When people are asked who they would invite to a fantasy dinner party, I’m confused when they say celebrities or politicians. I can’t imagine what I would say to Madonna or Abraham Lincoln! My perfect dinner party is one with my husband and friends, and I’m lucky enough to have that every year at Friendsgiving.
For me, who’s around my table has more to do with who’s in my heart than who’s in my family tree. My Friendsgiving is about spending time with the people who make me feel safe, relaxed and loved. People for whom I don’t have to sidestep uncomfortable conversation topics or spend a ton of money on groceries and then destroy my kitchen just to get through the day. People I am sincerely thankful for.
Look, I love my family. Everyone around my Friendsgiving table loves their families! But that doesn’t mean that family can’t be complicated. Stress levels are sky high when you cram together a bunch of people who all have different expectations for the day. In my experience, there’s a standard, and it’s a high one: Turkey must be moist, but nobody can say the word “moist.” Sweet potatoes must be both blanketed and unblanketed with marshmallows. Stuffing must remind everyone of their individual childhoods. And for the love of cranberry sauce (both canned and fresh), nobody say anything political.
My husband and I began hosting Friendsgiving in 2017 to provide ourselves with a reprieve from the stress and tug-o-war between our families. (If you have figured out how to spend holidays with one family without gravely insulting the other, tell me how.) We picked a weekend in November, invited a handful of friends, and asked them to bring something simple and delicious.
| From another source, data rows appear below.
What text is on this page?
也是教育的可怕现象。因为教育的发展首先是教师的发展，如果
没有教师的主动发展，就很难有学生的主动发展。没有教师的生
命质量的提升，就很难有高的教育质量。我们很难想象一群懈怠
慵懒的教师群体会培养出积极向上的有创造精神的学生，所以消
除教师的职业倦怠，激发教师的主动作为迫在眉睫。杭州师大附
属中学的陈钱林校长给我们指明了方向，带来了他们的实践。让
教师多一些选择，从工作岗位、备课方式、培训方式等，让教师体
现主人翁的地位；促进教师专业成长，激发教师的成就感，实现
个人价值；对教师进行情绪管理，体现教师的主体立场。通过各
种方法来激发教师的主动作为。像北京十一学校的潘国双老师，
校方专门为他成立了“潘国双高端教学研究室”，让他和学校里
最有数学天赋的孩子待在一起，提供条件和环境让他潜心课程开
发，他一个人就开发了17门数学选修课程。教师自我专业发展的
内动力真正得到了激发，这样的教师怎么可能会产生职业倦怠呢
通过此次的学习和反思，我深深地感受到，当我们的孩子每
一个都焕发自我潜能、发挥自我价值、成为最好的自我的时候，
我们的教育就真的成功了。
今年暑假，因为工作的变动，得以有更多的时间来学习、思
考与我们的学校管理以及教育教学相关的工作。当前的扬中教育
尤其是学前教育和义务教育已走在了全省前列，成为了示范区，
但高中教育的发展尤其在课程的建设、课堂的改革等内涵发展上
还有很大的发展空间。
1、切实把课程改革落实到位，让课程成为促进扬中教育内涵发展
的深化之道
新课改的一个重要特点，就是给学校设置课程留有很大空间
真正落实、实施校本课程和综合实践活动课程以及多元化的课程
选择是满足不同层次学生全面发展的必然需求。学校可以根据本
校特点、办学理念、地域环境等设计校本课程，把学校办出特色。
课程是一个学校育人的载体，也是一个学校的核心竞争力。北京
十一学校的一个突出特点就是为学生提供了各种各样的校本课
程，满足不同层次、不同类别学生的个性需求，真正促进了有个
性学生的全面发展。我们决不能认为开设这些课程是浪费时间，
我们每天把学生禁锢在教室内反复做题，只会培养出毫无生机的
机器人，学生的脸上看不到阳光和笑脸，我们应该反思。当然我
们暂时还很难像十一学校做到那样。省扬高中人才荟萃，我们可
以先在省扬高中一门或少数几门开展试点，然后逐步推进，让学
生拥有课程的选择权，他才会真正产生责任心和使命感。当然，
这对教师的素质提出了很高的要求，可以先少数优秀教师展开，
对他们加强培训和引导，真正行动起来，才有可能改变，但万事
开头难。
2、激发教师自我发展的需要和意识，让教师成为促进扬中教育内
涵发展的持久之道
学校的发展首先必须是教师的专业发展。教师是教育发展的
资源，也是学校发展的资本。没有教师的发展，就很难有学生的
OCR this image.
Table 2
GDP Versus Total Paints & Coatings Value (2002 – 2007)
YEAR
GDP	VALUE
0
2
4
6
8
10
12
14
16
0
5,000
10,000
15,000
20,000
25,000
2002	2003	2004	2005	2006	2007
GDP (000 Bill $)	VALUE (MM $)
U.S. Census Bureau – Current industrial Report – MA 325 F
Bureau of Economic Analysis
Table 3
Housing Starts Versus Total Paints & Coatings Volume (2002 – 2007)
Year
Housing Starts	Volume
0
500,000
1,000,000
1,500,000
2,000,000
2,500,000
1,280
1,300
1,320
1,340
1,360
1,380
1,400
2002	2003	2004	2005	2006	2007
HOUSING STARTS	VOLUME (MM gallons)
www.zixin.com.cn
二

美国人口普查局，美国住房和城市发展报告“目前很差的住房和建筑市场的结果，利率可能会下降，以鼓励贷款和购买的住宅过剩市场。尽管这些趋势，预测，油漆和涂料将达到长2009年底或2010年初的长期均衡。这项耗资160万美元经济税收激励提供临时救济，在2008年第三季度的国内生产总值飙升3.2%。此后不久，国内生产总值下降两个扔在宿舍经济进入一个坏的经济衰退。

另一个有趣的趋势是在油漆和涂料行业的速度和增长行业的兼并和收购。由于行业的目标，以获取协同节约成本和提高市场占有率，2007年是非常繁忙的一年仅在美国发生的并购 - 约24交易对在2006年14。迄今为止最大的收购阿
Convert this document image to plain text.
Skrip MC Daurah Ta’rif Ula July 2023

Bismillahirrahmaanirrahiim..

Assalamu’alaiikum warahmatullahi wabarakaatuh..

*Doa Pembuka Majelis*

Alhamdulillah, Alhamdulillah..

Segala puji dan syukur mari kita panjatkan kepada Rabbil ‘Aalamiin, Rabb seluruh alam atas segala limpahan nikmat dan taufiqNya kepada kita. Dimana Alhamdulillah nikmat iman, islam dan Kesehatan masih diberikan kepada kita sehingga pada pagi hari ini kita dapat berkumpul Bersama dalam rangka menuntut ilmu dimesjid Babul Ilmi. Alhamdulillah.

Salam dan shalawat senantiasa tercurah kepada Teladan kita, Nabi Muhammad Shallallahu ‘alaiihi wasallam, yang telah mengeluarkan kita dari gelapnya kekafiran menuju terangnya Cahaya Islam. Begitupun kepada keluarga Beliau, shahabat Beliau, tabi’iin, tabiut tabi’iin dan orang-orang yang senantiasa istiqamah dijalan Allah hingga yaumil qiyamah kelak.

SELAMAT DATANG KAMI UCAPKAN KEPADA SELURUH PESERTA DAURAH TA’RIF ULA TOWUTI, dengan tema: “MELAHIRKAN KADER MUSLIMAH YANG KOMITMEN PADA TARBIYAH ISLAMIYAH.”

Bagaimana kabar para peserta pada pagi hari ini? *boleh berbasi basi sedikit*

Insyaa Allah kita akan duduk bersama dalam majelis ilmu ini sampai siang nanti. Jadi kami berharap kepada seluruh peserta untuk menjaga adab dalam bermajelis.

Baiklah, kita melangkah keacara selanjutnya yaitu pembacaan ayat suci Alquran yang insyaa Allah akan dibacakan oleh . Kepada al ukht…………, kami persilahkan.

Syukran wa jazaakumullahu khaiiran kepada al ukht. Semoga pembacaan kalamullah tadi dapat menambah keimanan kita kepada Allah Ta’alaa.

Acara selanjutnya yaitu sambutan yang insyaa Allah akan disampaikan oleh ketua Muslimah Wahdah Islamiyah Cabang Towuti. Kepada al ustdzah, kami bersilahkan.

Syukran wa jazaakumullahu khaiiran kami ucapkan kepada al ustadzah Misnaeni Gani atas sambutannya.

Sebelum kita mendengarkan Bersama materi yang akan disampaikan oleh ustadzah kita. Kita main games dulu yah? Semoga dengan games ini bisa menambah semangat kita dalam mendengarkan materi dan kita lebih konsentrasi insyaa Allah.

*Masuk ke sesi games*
I cooked up a few of our favorite dishes. (Read: carbs. I made stuffing, potatoes both mashed and sweet, and mac ‘n’ cheese. Bye, turkey.)
And then we enjoyed ourselves.
Instead of a day spent burning our fingers and biting our tongues, we spent several relaxed hours with our chosen family: people to whom we are deeply connected, sometimes more than our own family members. For some of the people around our table, it was an alternative to spending the holiday with family. For others, it was a warm-up for Thanksgiving proper: something sweet to hold on to when the expectations of the holiday season turned bitter.
For everyone, it was a chance to be together and give thanks for the weird and wonderful ways our lives intertwined. In attendance this past year: my best friend (whom I lost touch with after college and then randomly found again in a coffee shop in 2018) and his soon-to-be husband (who managed that coffee shop). The best man from our wedding, who grew up with my husband. My chosen sister whom I met and fell in love with while we volunteered for the same dog rescue, and who would move to Chicago the following summer with her husband and new baby. More old friends. Lots of new friends. All people who share pieces of my heart, if not my DNA.
How to Friendsgiving
For us, there’s no recipe for Friendsgiving. It’s what feels good that year. If someone doesn’t want to cook and would rather bring a board game, that’s great! If another isn’t into Thanksgiving fare and would rather make something else (like the year I eschewed green bean casserole and made my mom’s Pizza Surprise instead), we love it! During lockdown, we sat in a big, socially distanced circle in my backyard and drank cocktails and played a party game on our phones. There are no traditions to uphold, and so, no one to disappoint. Bring yourself and let’s be happy.
This year will be our biggest celebration yet. We’re combining a few smaller Friendsgivings from across our extended friendship family into one Super Friendsgiving. We all share a common thread of loving the same people and wanting to celebrate the ties that bind us. Whatever the cranberry sauce looks like (or if it even exists), it will be a day of giving thanks and celebrating the chosen family that means so much to us.
As for Abe and Madonna, we’ll be sure to save them a plate.